Optical Transformers
Maxwell G. Anderson, Shi-Yuan Ma, Tianyu Wang, Logan G. Wright, Peter L. McMahon
TL;DR
This work investigates the feasibility of running Transformer operations on optical hardware to dramatically reduce energy consumption for large-scale models. By combining real optical experiments with calibrated simulations, the authors show that linear Transformer computations can operate under optical noise and imprecision, and they derive scaling laws indicating an energy cost per MAC that scales as $\frac{1}{d}$ with model width. Their results suggest substantial energy advantages over digital processors, potentially exceeding $100\times$ for current large models and reaching orders of magnitude beyond future quadrillion-parameter models, contingent on hardware scaling and low-precision strategies. The study also analyzes design implications for optical neural-network accelerators, including data-access costs, memory strategies, and architecture trends, and discusses a roadmap towards scalable, optics-based deep learning with Transformers. Overall, optical accelerators emerge as a plausible path to massively more energy-efficient inference for very large Transformers, provided future hardware can achieve the necessary density, speed, and memory integration.
Abstract
The rapidly increasing size of deep-learning models has caused renewed and growing interest in alternatives to digital computers to dramatically reduce the energy cost of running state-of-the-art neural networks. Optical matrix-vector multipliers are best suited to performing computations with very large operands, which suggests that large Transformer models could be a good target for optical computing. To test this idea, we performed small-scale optical experiments with a prototype accelerator to demonstrate that Transformer operations can run on optical hardware despite noise and errors. Using simulations, validated by our experiments, we then explored the energy efficiency of optical implementations of Transformers and identified scaling laws for model performance with respect to optical energy usage. We found that the optical energy per multiply-accumulate (MAC) scales as $\frac{1}{d}$ where $d$ is the Transformer width, an asymptotic advantage over digital systems.

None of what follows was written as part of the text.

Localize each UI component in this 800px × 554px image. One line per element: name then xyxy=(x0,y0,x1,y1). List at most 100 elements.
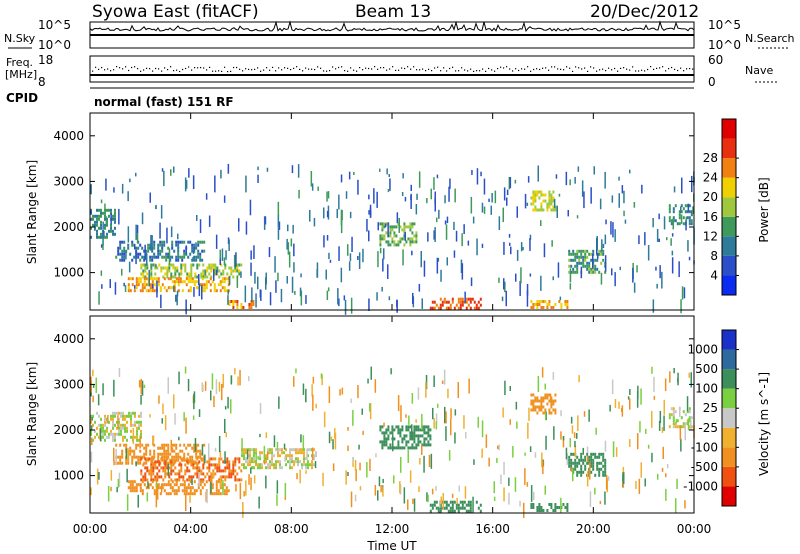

We conclude that with well-engineered, large-scale optical hardware, it may be possible to achieve a $100 \times$ energy-efficiency advantage for running some of the largest current Transformer models, and that if both the models and the optical hardware are scaled to the quadrillion-parameter regime, optical computers could have a $>8,000\times$ energy-efficiency advantage over state-of-the-art digital-electronic processors that achieve 300 fJ/MAC. We analyzed how these results motivate and inform the construction of future optical accelerators along with optics-amenable deep-learning approaches. With assumptions about future improvements to electronics and Transformer quantization techniques (5$\times$ cheaper memory access, double the digital--analog conversion efficiency, and 4-bit precision), we estimated that optical computers' advantage against current 300-fJ/MAC digital processors could grow to $>100,000\times$.